Неисчислимы формы выявления гордости, но все они искажают образ Божий в человеке. Вне Христа, без Христа — неразрешим трагизм земной истории человечества. Атмосфера земли пресыщена запахом крови. Каждый день вселенная питается вестями об убийствах или об истязаниях побежденных в братоубийственных конфликтах. Мрачные тучи ненависти скрывают от взоров наших небесный Свет. Сами люди строят свой ад. Не без нашего тотального изменения чрез покаяние придет избавление миру: «избавление» от страшнейшего из всех проклятий — войн. Для смиренного носителя любви предпочтительнее быть убитым, чем убивать.

Дух наш бывает в состоянии благодарного восторга, когда открывается нам Святая Тайна, превосходящая тварный ум: Бог Живой, Которому можно говорить «Ты». Его величие нас пугает; Его смирение нас поражает.
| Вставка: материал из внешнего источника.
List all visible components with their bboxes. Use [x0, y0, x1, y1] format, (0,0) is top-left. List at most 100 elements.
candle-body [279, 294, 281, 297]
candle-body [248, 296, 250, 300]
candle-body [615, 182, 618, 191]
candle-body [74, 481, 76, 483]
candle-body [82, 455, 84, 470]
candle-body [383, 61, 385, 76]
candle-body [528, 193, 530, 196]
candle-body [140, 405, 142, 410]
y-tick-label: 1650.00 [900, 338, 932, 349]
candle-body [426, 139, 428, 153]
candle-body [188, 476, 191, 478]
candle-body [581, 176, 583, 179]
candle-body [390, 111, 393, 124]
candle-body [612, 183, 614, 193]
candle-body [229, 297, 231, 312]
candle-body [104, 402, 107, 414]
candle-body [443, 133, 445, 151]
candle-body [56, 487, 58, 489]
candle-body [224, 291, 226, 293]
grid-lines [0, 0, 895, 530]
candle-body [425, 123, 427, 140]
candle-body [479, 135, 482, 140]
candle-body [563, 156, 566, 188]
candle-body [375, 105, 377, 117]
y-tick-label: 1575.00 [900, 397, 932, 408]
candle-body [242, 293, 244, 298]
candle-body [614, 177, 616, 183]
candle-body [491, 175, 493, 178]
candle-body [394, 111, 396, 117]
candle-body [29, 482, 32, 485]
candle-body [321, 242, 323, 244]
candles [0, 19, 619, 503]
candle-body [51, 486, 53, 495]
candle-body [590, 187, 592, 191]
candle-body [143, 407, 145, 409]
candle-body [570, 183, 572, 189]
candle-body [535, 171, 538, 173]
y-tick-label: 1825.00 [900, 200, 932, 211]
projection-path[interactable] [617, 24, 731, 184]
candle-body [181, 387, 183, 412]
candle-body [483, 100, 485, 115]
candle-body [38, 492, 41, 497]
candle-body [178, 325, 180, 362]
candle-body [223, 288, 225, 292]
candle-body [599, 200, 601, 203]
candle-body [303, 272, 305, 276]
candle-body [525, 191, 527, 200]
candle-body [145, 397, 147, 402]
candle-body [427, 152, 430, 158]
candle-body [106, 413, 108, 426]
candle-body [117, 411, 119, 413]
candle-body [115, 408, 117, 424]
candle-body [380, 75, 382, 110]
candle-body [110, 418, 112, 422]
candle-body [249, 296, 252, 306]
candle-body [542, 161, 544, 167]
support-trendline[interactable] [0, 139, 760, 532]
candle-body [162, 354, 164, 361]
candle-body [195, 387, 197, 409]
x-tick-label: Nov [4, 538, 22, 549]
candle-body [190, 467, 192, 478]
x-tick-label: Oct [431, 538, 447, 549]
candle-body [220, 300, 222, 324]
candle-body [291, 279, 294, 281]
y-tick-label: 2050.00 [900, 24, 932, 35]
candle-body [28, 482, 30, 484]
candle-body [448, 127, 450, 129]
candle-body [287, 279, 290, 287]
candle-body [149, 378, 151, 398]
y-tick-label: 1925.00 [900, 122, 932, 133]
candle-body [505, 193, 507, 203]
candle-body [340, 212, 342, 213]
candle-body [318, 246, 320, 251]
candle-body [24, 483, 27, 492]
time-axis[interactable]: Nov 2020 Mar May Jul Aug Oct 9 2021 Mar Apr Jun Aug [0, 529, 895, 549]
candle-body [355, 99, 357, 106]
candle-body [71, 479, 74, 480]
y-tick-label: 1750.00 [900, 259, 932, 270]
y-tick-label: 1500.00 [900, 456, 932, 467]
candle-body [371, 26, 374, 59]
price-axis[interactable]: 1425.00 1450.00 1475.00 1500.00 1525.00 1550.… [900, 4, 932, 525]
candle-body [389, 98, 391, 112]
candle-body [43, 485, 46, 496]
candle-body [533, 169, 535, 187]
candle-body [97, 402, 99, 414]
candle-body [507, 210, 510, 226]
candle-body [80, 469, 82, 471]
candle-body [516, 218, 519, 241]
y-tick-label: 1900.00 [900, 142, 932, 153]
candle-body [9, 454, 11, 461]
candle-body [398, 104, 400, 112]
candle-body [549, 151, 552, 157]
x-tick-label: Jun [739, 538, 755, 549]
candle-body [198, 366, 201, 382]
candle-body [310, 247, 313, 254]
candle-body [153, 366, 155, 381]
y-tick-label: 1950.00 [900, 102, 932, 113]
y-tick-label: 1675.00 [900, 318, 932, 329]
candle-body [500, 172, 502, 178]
И сколько бы мы ни восходили в нашем влечении к Нему всей силой нашего существа, мы с радостью ощущаем процесс восхождения, но вместе с тем представляется Он все более недостижимым. И бывает, что мы изнемогаем, нас охватывает некое отчаяние, мы видим себя готовыми пасть, — и вдруг, Он уже нежданный, с нами и обнимает нас любовно. Бог удивительно странный. Душа намеревается спросить Его: Где же Ты был, когда мне было так тяжело? Но не может выговорить своего вопроса, видя Его с собою. Смысл богооставленности — показать нам, что мы еще не-готовы; что путь еще не до конца пройден; что нам надлежит пройти через подвиг более полного истощания; испивать чашу, которую Он испил (Мф. 20, 22). Итак, в благоговейном страхе и в свете крепнувшей надежды смиряется душа, и углубляется радость сердца об умножении познания путей Бога, Спасителя нашего.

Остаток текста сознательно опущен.